The hunting season is about closed for this year. After 1st January it will be unlawful to kill any game before the 15th of September, 1890. Big-game of Montana consist of bison, elk, moose, mountain sheep, black tailed and white tailed deer, antelope mountain goats, bear-cinnamon, black, silver-tipped and grizzly – prairie chickens, grouse of three different species, crested pheasants’ jackrabbit and cottontail rabbits. Here is a variety to suit the taste of almost anyone, except he be in search of tigers, hippopotami or elephants. Even Sir Samuel Baker, who wrote a series of delightful tales of hunting in the island of Ceylon, where elephant, elk and wild bear abound, would not have been averse to tackling such superb game as exist in Montana.
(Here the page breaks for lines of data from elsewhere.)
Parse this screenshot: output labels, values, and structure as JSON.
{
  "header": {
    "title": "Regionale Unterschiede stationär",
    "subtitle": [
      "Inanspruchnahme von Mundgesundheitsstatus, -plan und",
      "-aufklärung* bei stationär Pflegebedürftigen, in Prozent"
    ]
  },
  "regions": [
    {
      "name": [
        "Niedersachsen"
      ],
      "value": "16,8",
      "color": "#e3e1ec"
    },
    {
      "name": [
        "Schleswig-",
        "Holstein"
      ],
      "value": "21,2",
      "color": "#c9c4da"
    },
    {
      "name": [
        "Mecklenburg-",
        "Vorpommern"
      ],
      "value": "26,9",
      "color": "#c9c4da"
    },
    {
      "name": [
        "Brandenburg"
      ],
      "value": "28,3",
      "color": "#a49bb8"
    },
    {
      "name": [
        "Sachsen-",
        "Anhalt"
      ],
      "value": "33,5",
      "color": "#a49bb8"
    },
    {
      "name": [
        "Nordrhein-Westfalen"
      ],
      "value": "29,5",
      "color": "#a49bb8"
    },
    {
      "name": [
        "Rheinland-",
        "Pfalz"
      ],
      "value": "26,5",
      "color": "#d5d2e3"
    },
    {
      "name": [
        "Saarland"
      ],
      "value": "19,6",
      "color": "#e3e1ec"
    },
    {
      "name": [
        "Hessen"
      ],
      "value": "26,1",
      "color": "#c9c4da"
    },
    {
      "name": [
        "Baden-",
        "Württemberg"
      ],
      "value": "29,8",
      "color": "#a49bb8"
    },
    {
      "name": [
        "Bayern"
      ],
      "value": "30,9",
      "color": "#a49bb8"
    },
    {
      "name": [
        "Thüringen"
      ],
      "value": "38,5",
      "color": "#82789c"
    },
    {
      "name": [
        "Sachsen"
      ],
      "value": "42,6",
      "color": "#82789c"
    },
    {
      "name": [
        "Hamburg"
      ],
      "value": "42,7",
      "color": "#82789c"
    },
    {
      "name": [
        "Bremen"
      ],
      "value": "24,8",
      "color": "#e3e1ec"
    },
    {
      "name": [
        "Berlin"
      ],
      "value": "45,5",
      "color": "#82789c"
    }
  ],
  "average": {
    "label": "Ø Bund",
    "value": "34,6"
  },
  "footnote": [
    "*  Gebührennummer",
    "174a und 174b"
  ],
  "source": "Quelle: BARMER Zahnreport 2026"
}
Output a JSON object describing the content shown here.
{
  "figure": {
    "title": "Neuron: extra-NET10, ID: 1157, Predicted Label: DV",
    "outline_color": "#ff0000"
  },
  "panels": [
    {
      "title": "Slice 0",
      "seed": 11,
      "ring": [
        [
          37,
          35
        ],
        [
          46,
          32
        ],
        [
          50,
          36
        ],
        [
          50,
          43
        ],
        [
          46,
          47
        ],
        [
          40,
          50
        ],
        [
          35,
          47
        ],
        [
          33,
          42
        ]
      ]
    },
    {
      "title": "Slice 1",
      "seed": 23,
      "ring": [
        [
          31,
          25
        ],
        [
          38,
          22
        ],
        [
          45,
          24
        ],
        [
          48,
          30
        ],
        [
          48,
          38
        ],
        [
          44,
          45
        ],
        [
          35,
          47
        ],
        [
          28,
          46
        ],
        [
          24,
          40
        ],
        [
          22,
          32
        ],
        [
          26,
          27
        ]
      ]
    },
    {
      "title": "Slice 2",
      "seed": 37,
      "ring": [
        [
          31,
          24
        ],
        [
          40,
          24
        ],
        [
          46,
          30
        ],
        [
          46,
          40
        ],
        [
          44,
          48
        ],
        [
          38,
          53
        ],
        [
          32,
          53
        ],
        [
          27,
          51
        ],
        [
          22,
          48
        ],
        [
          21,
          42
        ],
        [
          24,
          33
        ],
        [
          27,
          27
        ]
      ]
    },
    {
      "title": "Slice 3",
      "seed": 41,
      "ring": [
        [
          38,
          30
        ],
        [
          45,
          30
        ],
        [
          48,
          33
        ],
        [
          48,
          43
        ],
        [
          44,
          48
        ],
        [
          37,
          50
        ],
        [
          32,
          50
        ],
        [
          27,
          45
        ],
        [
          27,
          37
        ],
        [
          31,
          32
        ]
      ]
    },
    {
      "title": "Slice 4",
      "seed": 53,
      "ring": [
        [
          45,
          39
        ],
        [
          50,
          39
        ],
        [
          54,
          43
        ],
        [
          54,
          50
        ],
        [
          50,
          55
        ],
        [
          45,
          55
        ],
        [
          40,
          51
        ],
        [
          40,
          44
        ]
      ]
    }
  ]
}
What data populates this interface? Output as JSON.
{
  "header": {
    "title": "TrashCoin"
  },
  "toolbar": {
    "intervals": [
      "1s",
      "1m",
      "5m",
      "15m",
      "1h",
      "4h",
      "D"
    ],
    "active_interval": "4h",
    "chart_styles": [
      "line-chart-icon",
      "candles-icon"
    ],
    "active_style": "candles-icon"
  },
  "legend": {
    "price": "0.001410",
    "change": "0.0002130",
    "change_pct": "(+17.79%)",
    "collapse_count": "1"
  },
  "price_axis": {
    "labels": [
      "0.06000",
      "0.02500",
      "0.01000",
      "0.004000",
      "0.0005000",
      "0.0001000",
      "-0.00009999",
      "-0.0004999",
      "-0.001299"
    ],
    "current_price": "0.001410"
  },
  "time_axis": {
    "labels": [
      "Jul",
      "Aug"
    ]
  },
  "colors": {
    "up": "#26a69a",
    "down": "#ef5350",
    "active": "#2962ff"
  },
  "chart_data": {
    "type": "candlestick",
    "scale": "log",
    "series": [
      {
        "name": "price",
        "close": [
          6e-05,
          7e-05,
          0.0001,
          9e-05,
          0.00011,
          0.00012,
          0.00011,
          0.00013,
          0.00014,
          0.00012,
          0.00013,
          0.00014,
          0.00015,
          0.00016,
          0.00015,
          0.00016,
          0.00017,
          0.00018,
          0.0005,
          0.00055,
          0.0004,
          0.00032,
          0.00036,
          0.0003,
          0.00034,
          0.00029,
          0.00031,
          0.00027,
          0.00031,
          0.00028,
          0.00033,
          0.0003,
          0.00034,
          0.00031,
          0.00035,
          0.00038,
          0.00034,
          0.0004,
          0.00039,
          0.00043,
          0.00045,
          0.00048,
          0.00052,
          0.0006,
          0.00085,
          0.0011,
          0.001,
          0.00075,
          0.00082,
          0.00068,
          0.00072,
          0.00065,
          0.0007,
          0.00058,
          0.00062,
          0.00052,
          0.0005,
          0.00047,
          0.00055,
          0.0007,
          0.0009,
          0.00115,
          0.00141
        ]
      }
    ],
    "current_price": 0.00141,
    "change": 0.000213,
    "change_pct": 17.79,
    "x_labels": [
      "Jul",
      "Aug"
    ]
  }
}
Of course the wild animals of the state are gradually being thinned out, and year by year the hunter is obliged to go further into the mountains in search of big-game. Yet there are spots known to a few where deer can be found within twenty or thirty miles of Helena. But the retreat of the elk and moose are hard to penetrate. It takes a daring hunter and one well equipped for climbing the loftiest mountains and penetrating the deepest pine forest to be successful. The Yellowstone park, of course, is now the paradise of elk in Montana. They are protected from the incursions of the hunter, and there aught, now, to be many hundreds. As late as fifteen years ago large herds came down as far as Gardiner in the winter time to feed, and about fifteen miles above was a band of several hundred bison or mountain buffalo. There is little or no difference between them and the plains animals, except such is brought about by the change of habit. In Whitetail park at the head of South Boulder in Jefferson county, there were formally quite a large herd of bison, called by some wags Major Brooke’s cattle , on account of the fact that the major, while a member of the legislature some years ago introduced a bill for their preservation for a number of years. The bill provided severe penalties for an infraction of the law, but it probably had no material effect in protecting the animals, four, if they were hunted at all, it was by the venture some prospector, and he might kill all he wanted and no one would be any the wiser. They were regularly hunted by the Nez Perce Indians years ago, who made annual visits to the Park for that purpose, and many large poles and other evidences of their visits are still to be found in that locality.